Pour aller plus loin, les agriculteurs ont la possibilité de participer au protocole d’observatoire agricole de la biodiversité (OAB). « Il y a cinq protocoles, dont un dédié aux chauves-souris. Au niveau de la chambre d’agriculture, nous avons accompagné deux groupes de viticulteurs des Côtes du Rhône à la mise en place de ces protocoles avec une formation de trois jours. Cela peut conduire à sensibiliser les agriculteurs à changer leurs pratiques, voire aménager des parcelles. À partir de cette année, une trentaine d’exploitations viticoles du sud Ardèche devraient aussi être suivies avec le protocole lié aux chiroptères dans le cadre du projet PSE2 financé par l’Agence de l’Eau Rhône Méditerranée Corse. L’EPTB3 de l’Ardèche pose à partir de 2023 des enregistreurs d’ultrasons sur des parcelles, qui permettent un suivi de la population grâce à une accumulation de résultats.

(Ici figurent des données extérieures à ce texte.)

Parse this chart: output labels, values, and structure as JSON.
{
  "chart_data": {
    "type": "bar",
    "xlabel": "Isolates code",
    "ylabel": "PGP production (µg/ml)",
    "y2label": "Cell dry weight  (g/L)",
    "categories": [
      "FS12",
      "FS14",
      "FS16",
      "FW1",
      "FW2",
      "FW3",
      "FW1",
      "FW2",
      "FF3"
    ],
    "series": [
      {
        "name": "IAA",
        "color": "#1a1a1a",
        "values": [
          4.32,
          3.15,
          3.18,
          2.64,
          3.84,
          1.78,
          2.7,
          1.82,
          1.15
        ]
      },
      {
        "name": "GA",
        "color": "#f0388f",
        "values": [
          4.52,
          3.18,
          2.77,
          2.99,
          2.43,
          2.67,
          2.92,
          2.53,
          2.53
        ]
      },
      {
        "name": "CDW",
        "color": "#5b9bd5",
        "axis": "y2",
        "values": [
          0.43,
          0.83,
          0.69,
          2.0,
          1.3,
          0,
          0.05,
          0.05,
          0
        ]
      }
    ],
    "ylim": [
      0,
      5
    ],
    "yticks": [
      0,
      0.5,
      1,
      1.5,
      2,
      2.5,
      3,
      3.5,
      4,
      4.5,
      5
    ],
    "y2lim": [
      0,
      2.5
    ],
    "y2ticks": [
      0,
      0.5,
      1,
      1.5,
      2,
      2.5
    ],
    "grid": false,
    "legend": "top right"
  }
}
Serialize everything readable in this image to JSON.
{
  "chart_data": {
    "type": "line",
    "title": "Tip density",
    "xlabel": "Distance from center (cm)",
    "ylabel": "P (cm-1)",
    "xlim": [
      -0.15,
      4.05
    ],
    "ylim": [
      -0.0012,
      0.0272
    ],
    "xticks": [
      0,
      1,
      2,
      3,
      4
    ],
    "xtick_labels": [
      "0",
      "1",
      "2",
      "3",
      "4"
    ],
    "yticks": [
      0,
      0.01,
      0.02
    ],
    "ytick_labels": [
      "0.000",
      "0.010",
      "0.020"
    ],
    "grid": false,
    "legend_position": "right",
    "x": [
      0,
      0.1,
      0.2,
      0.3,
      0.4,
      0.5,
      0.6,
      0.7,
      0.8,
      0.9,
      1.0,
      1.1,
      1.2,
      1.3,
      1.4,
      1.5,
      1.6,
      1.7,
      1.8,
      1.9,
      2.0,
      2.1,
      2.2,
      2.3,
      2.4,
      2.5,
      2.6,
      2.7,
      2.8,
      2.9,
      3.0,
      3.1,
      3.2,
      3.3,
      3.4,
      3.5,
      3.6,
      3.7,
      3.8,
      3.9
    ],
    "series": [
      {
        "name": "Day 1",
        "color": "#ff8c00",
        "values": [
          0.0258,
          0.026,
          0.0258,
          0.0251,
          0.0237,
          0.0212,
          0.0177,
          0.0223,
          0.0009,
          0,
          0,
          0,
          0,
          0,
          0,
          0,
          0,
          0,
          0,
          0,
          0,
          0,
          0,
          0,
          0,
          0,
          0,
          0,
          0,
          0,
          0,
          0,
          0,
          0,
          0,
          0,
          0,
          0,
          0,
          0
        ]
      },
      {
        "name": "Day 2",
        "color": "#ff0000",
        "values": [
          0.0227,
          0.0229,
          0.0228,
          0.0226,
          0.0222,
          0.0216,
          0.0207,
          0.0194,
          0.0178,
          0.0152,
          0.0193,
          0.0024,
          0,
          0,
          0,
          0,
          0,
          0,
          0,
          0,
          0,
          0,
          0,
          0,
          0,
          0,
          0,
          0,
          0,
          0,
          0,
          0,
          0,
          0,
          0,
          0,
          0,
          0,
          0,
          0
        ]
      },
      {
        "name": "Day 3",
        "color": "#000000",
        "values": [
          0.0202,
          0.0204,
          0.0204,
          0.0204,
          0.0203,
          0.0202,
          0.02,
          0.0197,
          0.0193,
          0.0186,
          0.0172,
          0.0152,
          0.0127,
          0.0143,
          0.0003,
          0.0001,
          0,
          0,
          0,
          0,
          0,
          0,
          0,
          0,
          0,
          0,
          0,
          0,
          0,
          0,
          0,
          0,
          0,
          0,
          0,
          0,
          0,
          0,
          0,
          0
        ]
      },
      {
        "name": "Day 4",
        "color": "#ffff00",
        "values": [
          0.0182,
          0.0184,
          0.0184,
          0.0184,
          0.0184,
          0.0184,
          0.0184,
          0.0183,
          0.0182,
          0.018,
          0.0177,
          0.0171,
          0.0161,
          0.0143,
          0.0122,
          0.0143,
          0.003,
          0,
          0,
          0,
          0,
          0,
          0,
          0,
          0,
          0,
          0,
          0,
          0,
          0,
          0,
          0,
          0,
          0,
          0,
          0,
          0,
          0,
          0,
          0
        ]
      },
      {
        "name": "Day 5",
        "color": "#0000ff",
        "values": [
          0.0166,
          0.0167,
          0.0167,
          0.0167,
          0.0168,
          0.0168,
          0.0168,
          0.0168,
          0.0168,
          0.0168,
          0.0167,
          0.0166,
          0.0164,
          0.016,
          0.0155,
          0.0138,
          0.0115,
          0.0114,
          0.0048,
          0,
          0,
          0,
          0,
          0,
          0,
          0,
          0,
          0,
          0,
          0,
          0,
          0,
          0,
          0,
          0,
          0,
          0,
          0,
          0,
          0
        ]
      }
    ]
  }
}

C’est une science participative », détaille Nicolas Beillon.

Du côté des actions de la LPO, « des animations thématiques sont menées auprès du grand public, mais aussi auprès des agriculteurs qui sont en demande et contactent directement la LPO. On intervient pour des conseils ou des aménagements individuels ou collectifs. Nous avons un projet qui vient de démarrer sur trois ans, on va réhabiliter des bâtis pour oiseaux, chauves-souris, chouettes avec plusieurs chantiers d’adaptation, ou de sauvegarde de bâtiments agricoles », explique Florian Boulisset.


Il concède qu’il s’agit là d’un « travail de longue haleine, pour sensibiliser les agriculteurs. Certains nous contactent sans savoir que l’on s’occupe également de la préservation de la chauve-souris ». Pourtant, cet animal longtemps stigmatisé, peut s’avérer un allié naturel pour le monde agricole.

Marine Martin

1. Ligue pour la protection des oiseaux.

2. Paiements pour services environnementaux.

3. Établissement public territorial du bassin versant.

Plus d’infos sur le site de la chambre d’agriculture.

Population de chauves-souris

La démographie des chauves-souris est en régression. « Il existe une trentaine d’espèces différentes en Drôme et Ardèche. D’une manière générale, il y a une décroissance du nombre même si cela dépend des espèces. C’est en partie lié au manque de diversité sur les parcelles agricoles. En France, il y a de moins en moins de haies. Ces espèces sont sensibles à leur environnement », prévient Florian Boulisset.